Scientific technology exists to prevent the high rate of occupational diseases, but the profit motive and capitalist competition prevent the implementation of preventive action and proper safety precautions.
As global warming continues at a faster and faster rate the North and South ice is melting.
It is becoming clear that the struggle for the environment is a fight for human rights and the survival of the species — a struggle for environmental justice. We need to defend, in the words of Thomas Jefferson, humanity’s Unalienable Rights to Life, Liberty, and the Pursuit of Happiness.”
We should demand that:
All products must be tested for toxicity before being produced for the market. The present practice of experimenting on human beings and waiting for the human body counts before determining that substances are toxic must be stopped
The production of toxic substances must be stopped and the least toxic alternatives must be used until all toxins can be eliminated from use!
Gravity, wind, and solar power must be developed to replace fossil fuels and nucleal power as sources of energy. The top priority throughout the world must be the elimination of pollution and the development of science to maintain the earth as a healthy biosphere for humanity;
The squandering of trillions of dollars on military spending must stop and these trillions of dollars must be used to repair the environment! (In 1991, even after the end of the Cold War, military spending was almost 1 trillion dollars.); and
There must be a 100 percent tax on the profits of companies that pollute!

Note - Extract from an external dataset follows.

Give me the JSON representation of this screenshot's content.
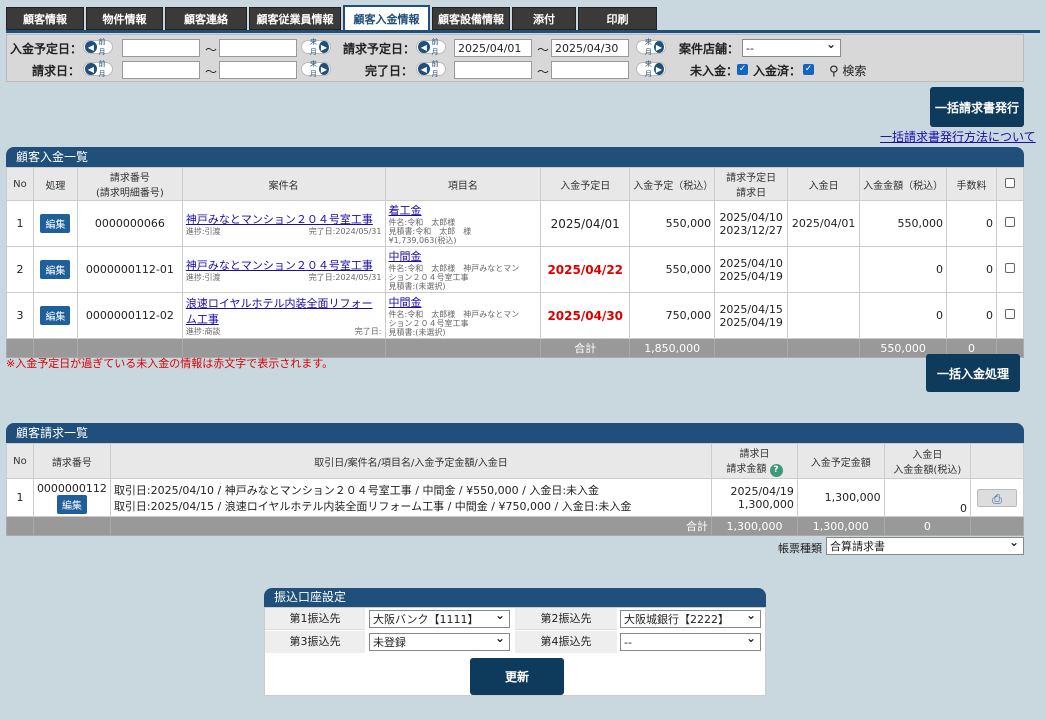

Science and technology are not an obstacle to maintaining a safe environment. The barrier to a safe environment is capitalism and its paramount principle of production and science for profit. Most environmental studies demonstrate that environmental destruction has become globally intertwined within our society and that the globalization of capitalism has quickened the destruction of the planet. Under the conditions of global capitalist competition, it is not economically feasible to invest the capital necessary to reverse this destruction.
In the present world, the rights of the capitalists or the 1% to make a profit are in direct conflict the 99%’s basic rights. In this sense, the capitalist system has become a threat to humanity as a species.
Jefferson’s words, from the Declaration of Independence, that human rights are unalienable, mean that these rights can never be superseded. At all points of conflict the rights of humanity to survive must supersede the right of the few to make a profit. The right to a safe environment is an unalienable human right!
Since environmental illness and destruction are a global concern, it requires all of humanity to act collectively, in our overall interests for our survival as a species, to correct the problem and to remove the obstacle of capitalism. It requires a society where humanity has social, economic, and political control over the entire environment. Such a society, a socialist society, is needed to ensure that all decisions affecting the environment are under the democratic control of humankind so that the production of goods will be done for the needs and survival of humanity instead of the production and the destruction of humanity and other species for profit.
With common ownership of the means of production, and common control and protection of all property and wealth, science and society will be in harmony with the ecosystem and humanity’s future.
As Fidel Castro, in his speech to the Earth Summit in Rio De Janeiro in 1992 stated, fifteen years “Tomorrow it will be too late to do what we should have done a long time ago.”